Era un lindo día para cualquier ser humano que ame los días soleados, no para usted lector que seguramente es un subnormal que ama los día de frío como OkamiDan. Regresando al tema, cierto cachorro de nombre Fuyu se encontraba paseando a lado del bosque en busca de su buen amigo Poizum o tal vez jugar con Usagi, no veía probable encontrarse con Susi, pero si así era la invitaría a jugar. Su caminata se detuvo al chocar con algo, sacudió su cabeza quejándose porque su nariz le dolía. Escucho un pequeño gruñido.

– ¡Wau! Wau, wau wau wau wau wa... u (¡Oh! Perdón, no me fije por donde i... ba) –se quedó callado al ver frente a él un gran doberman el cual lo volteo a ver, seguro que si fuera un humano tendría una ceja en alto. El pequeño comenzó a reír nervioso mientras retrocedía lentamente traspirando del miedo, el gran perro se acero a él, era notable la diferencia de tamaños, seguramente Fuyu podría ser simplemente la cabeza de ese gran animal.

Bruce miro al asustado perrito, juraba que si fuese humano tendría la cara blanca por el miedo, hasta parecía que se echaría a llorar.
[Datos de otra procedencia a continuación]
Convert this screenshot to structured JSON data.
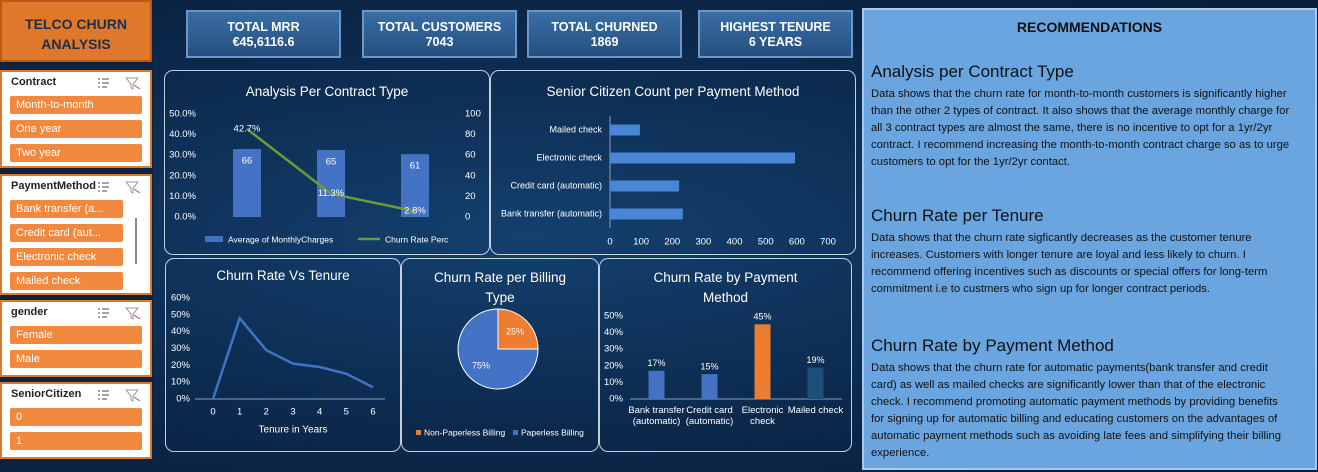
{
  "sidebar": {
    "title": "TELCO CHURN ANALYSIS",
    "slicers": [
      {
        "title": "Contract",
        "items": [
          "Month-to-month",
          "One year",
          "Two year"
        ]
      },
      {
        "title": "PaymentMethod",
        "items": [
          "Bank transfer (a...",
          "Credit card (aut...",
          "Electronic check",
          "Mailed check"
        ]
      },
      {
        "title": "gender",
        "items": [
          "Female",
          "Male"
        ]
      },
      {
        "title": "SeniorCitizen",
        "items": [
          "0",
          "1"
        ]
      }
    ]
  },
  "kpis": [
    {
      "label": "TOTAL MRR",
      "value": "€45,6116.6"
    },
    {
      "label": "TOTAL CUSTOMERS",
      "value": "7043"
    },
    {
      "label": "TOTAL CHURNED",
      "value": "1869"
    },
    {
      "label": "HIGHEST TENURE",
      "value": "6 YEARS"
    }
  ],
  "recommendations": {
    "title": "RECOMMENDATIONS",
    "sections": [
      {
        "heading": "Analysis per Contract Type",
        "text": "Data shows that the churn rate for month-to-month customers is significantly higher than the other 2 types of contract. It also shows that the average monthly charge for all 3 contract types are almost the same, there is no incentive to opt for a 1yr/2yr contract. I recommend increasing the month-to-month contract charge so as to urge customers to opt for the 1yr/2yr contact."
      },
      {
        "heading": "Churn Rate per Tenure",
        "text": "Data shows that the churn rate sigficantly decreases  as the customer tenure increases. Customers with longer tenure are loyal and less likely to churn. I recommend offering incentives such as discounts or special offers for long-term commitment i.e to custmers who sign up for longer contract periods."
      },
      {
        "heading": "Churn Rate by Payment Method",
        "text": "Data shows that the churn rate for automatic payments(bank transfer and credit card) as well as mailed checks are significantly lower than that of the electronic check. I recommend promoting automatic payment methods by providing benefits for signing up for automatic billing and educating customers on the advantages of automatic payment methods such as avoiding late fees and simplifying their billing experience."
      }
    ]
  },
  "chart_data": [
    {
      "type": "combo",
      "title": "Analysis Per Contract Type",
      "ylim": [
        0,
        50
      ],
      "yticks": [
        {
          "value": 0,
          "label": "0.0%"
        },
        {
          "value": 10,
          "label": "10.0%"
        },
        {
          "value": 20,
          "label": "20.0%"
        },
        {
          "value": 30,
          "label": "30.0%"
        },
        {
          "value": 40,
          "label": "40.0%"
        },
        {
          "value": 50,
          "label": "50.0%"
        }
      ],
      "y2lim": [
        0,
        100
      ],
      "y2ticks": [
        0,
        20,
        40,
        60,
        80,
        100
      ],
      "series": [
        {
          "name": "Average of MonthlyCharges",
          "kind": "bar",
          "axis": "y2",
          "color": "#4472c4",
          "values": [
            66,
            65,
            61
          ]
        },
        {
          "name": "Churn Rate Perc",
          "kind": "line",
          "color": "#6f9a3a",
          "values": [
            42.7,
            11.3,
            2.8
          ],
          "value_labels": [
            "42.7%",
            "11.3%",
            "2.8%"
          ]
        }
      ]
    },
    {
      "type": "barh",
      "title": "Senior Citizen Count per Payment Method",
      "categories": [
        "Mailed check",
        "Electronic check",
        "Credit card (automatic)",
        "Bank transfer (automatic)"
      ],
      "values": [
        96,
        594,
        222,
        234
      ],
      "color": "#4a86d6",
      "xlim": [
        0,
        700
      ],
      "xticks": [
        0,
        100,
        200,
        300,
        400,
        500,
        600,
        700
      ]
    },
    {
      "type": "line",
      "title": "Churn Rate Vs Tenure",
      "x_label": "Tenure in Years",
      "x": [
        0,
        1,
        2,
        3,
        4,
        5,
        6
      ],
      "values": [
        0,
        48,
        29,
        21,
        19,
        15,
        7
      ],
      "color": "#4472c4",
      "xlim": [
        0,
        6
      ],
      "xticks": [
        0,
        1,
        2,
        3,
        4,
        5,
        6
      ],
      "ylim": [
        0,
        60
      ],
      "yticks": [
        {
          "value": 0,
          "label": "0%"
        },
        {
          "value": 10,
          "label": "10%"
        },
        {
          "value": 20,
          "label": "20%"
        },
        {
          "value": 30,
          "label": "30%"
        },
        {
          "value": 40,
          "label": "40%"
        },
        {
          "value": 50,
          "label": "50%"
        },
        {
          "value": 60,
          "label": "60%"
        }
      ]
    },
    {
      "type": "pie",
      "title": "Churn Rate per Billing Type",
      "categories": [
        "Non-Paperless Billing",
        "Paperless Billing"
      ],
      "values": [
        25,
        75
      ],
      "value_labels": [
        "25%",
        "75%"
      ],
      "colors": [
        "#ed7d31",
        "#4472c4"
      ]
    },
    {
      "type": "bar",
      "title": "Churn Rate by Payment Method",
      "categories": [
        "Bank transfer (automatic)",
        "Credit card (automatic)",
        "Electronic check",
        "Mailed check"
      ],
      "values": [
        17,
        15,
        45,
        19
      ],
      "value_labels": [
        "17%",
        "15%",
        "45%",
        "19%"
      ],
      "colors": [
        "#4472c4",
        "#4472c4",
        "#ed7d31",
        "#1f4e79"
      ],
      "ylim": [
        0,
        50
      ],
      "yticks": [
        {
          "value": 0,
          "label": "0%"
        },
        {
          "value": 10,
          "label": "10%"
        },
        {
          "value": 20,
          "label": "20%"
        },
        {
          "value": 30,
          "label": "30%"
        },
        {
          "value": 40,
          "label": "40%"
        },
        {
          "value": 50,
          "label": "50%"
        }
      ]
    }
  ]
}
Entonces lo recordó–. "Un perrito, chiquito, como el chihuahua que se comió Yami la otra vez, pero un poco más grande y gordito, como quien dice más normal"

Se comenzó a acercar a medida que Fuyu iba para atrás, hasta que quedó acorralado contra una pared, el pequeño sin raza empezó a planear una distracción para luego echarse a correr, confiaba en su velocidad.

– ¿Wau wau?(¿Eres Fuyu?) –pregunto Bruce mirándolo curioso, el pequeñín parpadeo confundido.

– Wau (Si)

– Wau, wau wau wau wau, wau wau wau wau, wau, wau, wau (Bueno, mi nombre es Bruce, soy amigo de Yami, Natsuki, Mikan, de ellos)

– ¿¡Wau!? (¿¡Enserio!?) –pregunto sorprendido, entonces proceso lo dicho–. Wau wau wau wau (Eso significa que volvieron) –dijo sorprendido, Bruce asintió.

– Wau wau wau wau wau, ¿Wau wau wau wau wa...? (La verdad es que me perdí, ¿Me puedes ayudar a...?) –iba a preguntar pero cuando lo noto el cachorrito lo jalaba directo al salón, aquello le extraño, antes parecía temerle y ahora... se preguntó ¿Por qué? Convivía con una serpiente así que otro perro no debía ser nada para el cachorro...

– Wau wau wau wau wau, wau wau (Perdón por lo de hace un rato, te confundí) –le dijo Fuyu soltando algo como una risita.